SNP to set out council tax reform plans next week
The SNP will set out details of its plans on council tax reform next week, First Minister Nicola Sturgeon said.
She said, if the party was re-elected in May's Scottish Parliament election, it would introduce a more "progressive" local tax from April 2017.
The reforms could see councils given a share of income tax revenues in an effort to give them an "incentive" to boost economic growth.
Last year, a commission on reform called for a "more progressive" tax.
The Commission on Local Tax Reform did not recommend a single alternative but it suggested there could be merit in combining a property-based levy with an element of income tax.
The current council tax charges householders on the value of the property they live in. The rate it is charged at has been frozen by the Scottish government since 2007.
Speaking at the David Hume Institute in Edinburgh, Ms Sturgeon said: "The report from the cross-party Commission on Local Tax Reform made clear that now is the time to reform local taxation.
"The commission argued for measures which will make council tax more progressive, and which will give greater assistance to people on lower incomes.
"So next week we will set out details of how we intend to achieve this from April 2017 onwards.
"These changes will be part of a longer term plan to increase the accountability of local councils to the populations they serve."
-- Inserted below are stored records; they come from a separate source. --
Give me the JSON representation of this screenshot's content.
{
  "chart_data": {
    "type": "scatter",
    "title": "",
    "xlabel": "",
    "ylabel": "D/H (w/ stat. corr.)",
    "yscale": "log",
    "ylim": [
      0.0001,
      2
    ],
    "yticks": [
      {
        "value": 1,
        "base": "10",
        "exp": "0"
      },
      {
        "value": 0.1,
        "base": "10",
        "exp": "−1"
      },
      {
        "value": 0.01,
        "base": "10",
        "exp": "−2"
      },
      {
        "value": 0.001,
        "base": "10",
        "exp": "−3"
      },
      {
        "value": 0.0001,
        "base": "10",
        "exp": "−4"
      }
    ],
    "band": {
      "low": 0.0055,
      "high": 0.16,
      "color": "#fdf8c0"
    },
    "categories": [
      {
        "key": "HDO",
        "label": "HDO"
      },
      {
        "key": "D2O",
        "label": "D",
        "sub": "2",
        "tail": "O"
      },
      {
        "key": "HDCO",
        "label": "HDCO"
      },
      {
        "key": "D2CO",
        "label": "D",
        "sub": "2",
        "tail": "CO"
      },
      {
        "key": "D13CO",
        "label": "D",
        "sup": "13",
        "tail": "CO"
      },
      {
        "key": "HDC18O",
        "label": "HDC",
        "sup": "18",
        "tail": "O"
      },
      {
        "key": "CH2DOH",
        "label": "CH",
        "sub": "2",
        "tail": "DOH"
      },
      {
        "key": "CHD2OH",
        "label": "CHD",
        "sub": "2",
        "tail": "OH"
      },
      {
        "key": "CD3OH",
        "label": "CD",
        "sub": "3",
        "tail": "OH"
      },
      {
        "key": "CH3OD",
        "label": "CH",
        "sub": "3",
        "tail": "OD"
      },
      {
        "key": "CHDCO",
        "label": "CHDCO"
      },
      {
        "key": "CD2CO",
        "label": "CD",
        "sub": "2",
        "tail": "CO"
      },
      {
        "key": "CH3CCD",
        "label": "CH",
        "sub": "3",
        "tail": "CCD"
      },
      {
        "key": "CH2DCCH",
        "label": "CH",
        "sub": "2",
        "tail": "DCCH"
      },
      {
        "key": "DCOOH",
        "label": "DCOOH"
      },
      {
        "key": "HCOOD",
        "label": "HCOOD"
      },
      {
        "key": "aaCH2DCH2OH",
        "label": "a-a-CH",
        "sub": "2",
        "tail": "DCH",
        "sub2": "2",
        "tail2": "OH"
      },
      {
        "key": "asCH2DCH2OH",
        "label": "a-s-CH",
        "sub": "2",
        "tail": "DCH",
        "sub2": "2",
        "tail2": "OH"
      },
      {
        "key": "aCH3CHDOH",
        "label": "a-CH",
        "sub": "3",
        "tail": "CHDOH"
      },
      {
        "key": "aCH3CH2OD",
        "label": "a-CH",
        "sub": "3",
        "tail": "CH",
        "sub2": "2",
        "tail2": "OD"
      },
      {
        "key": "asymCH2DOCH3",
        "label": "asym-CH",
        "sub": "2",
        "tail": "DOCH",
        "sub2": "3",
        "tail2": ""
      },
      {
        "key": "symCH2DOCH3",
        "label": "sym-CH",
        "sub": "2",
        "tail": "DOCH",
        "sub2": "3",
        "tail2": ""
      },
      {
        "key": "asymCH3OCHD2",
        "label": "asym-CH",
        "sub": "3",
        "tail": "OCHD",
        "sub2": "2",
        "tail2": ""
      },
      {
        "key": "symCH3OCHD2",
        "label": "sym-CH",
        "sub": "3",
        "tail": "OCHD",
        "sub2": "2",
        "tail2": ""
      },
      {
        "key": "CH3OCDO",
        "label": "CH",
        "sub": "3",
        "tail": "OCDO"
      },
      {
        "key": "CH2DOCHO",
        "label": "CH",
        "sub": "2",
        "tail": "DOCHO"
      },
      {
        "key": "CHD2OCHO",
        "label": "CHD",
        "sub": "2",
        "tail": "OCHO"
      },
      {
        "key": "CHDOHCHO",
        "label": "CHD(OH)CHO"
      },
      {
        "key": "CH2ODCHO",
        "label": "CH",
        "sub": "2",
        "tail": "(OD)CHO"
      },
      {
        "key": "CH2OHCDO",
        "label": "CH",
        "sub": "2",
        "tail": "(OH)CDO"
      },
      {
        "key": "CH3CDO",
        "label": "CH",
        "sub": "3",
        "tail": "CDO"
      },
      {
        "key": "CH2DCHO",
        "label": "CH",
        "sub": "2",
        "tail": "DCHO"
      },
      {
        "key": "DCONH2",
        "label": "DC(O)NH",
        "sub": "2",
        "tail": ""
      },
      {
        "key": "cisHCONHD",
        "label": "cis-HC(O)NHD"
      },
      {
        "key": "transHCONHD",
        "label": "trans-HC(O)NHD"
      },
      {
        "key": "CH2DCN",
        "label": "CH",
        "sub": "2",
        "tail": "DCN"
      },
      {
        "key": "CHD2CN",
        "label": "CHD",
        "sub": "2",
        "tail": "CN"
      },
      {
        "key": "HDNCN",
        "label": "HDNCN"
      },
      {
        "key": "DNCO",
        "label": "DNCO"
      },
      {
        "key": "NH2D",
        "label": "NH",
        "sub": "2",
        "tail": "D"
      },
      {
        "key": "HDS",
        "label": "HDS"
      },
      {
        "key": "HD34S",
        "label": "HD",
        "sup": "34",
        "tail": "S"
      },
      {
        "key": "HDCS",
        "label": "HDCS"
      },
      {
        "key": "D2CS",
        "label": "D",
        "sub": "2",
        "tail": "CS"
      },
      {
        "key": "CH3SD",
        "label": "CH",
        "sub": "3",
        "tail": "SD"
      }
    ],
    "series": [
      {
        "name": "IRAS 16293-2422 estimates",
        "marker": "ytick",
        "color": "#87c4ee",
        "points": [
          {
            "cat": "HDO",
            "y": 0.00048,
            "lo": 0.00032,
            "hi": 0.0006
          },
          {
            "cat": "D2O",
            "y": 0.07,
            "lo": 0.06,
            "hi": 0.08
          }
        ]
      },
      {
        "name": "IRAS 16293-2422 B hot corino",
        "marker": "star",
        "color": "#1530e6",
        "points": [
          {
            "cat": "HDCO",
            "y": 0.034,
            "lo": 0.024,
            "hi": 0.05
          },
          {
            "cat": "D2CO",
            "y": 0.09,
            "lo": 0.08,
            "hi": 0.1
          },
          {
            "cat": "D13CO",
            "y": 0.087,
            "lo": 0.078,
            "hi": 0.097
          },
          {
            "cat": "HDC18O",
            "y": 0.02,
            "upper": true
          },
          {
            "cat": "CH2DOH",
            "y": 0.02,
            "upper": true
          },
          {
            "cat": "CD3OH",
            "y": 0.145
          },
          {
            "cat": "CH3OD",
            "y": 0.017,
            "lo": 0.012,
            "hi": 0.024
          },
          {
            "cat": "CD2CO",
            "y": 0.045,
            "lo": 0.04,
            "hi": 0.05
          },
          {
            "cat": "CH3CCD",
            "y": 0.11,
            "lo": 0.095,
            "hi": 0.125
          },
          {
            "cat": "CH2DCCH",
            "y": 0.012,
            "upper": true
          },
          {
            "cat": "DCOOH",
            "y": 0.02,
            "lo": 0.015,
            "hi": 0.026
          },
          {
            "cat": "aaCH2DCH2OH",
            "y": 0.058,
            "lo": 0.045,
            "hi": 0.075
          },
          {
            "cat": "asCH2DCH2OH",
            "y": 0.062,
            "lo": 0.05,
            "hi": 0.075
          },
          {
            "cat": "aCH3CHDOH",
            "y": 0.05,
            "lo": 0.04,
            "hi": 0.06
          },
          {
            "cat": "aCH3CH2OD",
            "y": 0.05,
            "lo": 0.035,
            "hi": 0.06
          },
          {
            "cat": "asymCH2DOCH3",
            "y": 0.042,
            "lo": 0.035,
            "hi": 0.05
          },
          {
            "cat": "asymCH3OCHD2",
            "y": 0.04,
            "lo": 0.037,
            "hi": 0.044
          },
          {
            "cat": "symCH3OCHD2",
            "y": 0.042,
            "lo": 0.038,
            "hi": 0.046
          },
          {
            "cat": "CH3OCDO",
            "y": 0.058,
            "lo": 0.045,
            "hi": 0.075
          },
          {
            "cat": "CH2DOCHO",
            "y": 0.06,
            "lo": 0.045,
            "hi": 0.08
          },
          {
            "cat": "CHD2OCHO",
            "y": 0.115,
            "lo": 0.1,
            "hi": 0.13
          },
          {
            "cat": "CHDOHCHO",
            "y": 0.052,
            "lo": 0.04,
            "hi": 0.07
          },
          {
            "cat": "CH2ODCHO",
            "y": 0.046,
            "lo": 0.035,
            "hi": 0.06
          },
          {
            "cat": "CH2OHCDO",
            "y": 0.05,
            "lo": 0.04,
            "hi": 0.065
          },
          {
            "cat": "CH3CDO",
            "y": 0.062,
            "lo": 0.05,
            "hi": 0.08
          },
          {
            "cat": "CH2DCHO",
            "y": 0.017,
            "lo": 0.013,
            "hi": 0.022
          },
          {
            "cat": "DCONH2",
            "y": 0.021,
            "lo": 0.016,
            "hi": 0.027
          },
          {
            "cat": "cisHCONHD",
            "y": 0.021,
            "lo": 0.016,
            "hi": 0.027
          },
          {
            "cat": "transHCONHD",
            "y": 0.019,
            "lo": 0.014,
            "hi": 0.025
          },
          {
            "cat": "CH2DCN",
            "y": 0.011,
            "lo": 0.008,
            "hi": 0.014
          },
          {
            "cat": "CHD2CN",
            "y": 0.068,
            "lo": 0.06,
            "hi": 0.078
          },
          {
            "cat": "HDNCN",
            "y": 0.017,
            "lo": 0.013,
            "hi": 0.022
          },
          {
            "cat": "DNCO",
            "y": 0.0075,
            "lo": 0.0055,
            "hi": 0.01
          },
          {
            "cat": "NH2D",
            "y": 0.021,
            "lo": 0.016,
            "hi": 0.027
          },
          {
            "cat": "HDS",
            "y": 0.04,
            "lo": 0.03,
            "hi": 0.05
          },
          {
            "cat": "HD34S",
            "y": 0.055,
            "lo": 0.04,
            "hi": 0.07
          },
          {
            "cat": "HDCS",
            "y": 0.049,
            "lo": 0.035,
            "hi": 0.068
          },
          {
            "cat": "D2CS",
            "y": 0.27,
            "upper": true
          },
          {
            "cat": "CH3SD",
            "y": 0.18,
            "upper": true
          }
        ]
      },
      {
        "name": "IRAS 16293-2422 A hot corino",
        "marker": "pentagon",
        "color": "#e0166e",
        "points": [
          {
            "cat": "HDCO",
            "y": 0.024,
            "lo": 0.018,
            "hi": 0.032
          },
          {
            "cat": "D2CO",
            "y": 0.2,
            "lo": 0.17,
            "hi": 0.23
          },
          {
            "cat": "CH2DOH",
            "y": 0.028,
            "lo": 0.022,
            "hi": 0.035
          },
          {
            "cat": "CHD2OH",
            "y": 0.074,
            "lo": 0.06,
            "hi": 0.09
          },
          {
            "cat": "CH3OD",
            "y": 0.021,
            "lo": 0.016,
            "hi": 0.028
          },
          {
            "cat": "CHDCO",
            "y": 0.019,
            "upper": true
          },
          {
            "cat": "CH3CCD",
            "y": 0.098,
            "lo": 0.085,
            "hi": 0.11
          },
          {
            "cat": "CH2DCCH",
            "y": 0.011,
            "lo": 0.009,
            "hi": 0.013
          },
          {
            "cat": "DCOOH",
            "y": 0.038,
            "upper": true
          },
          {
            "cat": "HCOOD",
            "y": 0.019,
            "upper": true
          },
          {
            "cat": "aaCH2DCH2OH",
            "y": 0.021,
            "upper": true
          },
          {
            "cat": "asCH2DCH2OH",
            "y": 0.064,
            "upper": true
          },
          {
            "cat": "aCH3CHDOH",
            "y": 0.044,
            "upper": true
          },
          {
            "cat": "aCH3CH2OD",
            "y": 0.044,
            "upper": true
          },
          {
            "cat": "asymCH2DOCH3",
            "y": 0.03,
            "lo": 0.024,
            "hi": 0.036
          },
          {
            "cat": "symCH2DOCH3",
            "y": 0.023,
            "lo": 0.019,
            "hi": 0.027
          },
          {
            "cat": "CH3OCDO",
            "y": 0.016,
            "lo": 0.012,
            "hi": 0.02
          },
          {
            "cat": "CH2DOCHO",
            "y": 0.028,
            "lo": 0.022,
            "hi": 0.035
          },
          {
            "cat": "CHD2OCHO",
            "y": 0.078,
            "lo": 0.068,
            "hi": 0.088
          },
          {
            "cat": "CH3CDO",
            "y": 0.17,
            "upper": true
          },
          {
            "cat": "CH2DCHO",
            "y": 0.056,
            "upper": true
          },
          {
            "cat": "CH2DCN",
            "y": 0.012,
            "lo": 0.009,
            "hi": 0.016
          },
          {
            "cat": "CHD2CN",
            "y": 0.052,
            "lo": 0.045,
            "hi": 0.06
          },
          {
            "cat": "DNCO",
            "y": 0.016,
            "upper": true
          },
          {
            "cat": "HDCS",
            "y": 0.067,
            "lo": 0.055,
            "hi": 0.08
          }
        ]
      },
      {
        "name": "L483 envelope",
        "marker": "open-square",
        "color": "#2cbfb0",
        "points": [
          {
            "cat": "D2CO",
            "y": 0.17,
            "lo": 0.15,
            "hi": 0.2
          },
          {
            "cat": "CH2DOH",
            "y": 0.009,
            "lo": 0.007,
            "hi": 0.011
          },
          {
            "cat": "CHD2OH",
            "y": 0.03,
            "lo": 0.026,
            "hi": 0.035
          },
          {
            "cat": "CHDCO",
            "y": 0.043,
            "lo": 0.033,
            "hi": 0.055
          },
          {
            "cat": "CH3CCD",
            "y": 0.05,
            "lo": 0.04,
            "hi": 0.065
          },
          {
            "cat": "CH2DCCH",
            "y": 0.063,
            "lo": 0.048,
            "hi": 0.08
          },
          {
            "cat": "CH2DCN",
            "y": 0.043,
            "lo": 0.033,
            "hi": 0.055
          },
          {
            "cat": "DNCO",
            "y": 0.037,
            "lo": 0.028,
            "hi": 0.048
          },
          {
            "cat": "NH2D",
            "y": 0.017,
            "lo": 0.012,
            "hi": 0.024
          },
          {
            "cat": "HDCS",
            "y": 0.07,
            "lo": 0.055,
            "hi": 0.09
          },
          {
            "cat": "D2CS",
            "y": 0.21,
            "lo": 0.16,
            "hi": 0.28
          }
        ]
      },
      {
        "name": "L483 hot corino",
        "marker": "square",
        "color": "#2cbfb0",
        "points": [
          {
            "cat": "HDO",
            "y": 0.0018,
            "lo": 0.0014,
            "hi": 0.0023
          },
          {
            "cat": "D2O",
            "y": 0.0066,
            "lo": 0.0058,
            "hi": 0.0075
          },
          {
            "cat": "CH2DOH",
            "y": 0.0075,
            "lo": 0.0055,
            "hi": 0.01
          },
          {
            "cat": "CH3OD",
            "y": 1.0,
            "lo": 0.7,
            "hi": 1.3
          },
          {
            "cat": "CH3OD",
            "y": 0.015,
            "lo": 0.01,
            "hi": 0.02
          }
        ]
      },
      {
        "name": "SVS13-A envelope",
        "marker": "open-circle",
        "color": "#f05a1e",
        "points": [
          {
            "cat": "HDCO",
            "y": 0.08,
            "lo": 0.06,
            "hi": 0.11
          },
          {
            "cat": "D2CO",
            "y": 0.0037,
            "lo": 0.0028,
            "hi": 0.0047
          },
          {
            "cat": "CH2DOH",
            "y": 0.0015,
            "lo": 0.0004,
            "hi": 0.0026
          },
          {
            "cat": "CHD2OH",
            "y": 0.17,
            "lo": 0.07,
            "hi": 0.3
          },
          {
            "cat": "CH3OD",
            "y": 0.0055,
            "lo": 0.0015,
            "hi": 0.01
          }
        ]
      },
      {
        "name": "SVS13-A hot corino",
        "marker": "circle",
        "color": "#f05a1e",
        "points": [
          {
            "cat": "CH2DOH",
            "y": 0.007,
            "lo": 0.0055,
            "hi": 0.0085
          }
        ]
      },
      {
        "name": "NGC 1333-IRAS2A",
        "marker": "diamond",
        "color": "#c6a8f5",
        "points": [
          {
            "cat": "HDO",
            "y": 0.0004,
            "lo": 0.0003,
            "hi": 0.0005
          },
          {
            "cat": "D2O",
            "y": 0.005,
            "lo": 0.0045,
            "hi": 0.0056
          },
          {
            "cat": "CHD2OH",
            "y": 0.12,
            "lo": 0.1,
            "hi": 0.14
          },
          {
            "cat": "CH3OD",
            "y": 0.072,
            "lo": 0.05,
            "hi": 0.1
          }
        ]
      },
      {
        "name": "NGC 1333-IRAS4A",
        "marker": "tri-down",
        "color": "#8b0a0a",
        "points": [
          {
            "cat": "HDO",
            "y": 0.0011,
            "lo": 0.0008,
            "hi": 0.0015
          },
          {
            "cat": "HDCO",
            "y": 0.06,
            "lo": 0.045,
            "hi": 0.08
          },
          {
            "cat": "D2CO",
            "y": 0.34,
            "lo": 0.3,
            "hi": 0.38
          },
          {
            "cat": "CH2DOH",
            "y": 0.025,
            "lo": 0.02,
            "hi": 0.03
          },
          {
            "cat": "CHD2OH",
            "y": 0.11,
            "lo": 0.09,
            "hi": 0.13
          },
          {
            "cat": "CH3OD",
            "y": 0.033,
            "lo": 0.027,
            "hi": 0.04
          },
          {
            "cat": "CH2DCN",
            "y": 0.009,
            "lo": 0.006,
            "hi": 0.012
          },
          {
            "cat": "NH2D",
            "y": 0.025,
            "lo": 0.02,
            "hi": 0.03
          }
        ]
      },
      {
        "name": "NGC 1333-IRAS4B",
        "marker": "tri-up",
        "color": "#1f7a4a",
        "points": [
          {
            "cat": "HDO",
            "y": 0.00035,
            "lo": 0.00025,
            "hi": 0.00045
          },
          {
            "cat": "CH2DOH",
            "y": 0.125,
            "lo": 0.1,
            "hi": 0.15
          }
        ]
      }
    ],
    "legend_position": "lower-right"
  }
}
Discussions with local authorities are expected to determine how the Scottish Parliament can gain more power over income tax and local authorities can secure a share of income tax revenues for their area.
Asked if councils should be given power over sales and tourism taxes, as recommended by the commission, Ms Sturgeon said priority would be given to the assignation of income tax and other council tax powers would be considered.
"Scotland is a small country and I think it is right that we take steps to incentivise local authorities to boost economic growth in their own areas, but equally I think we have got to be careful about creating a postcode lottery in terms of tax rates in different local authority areas."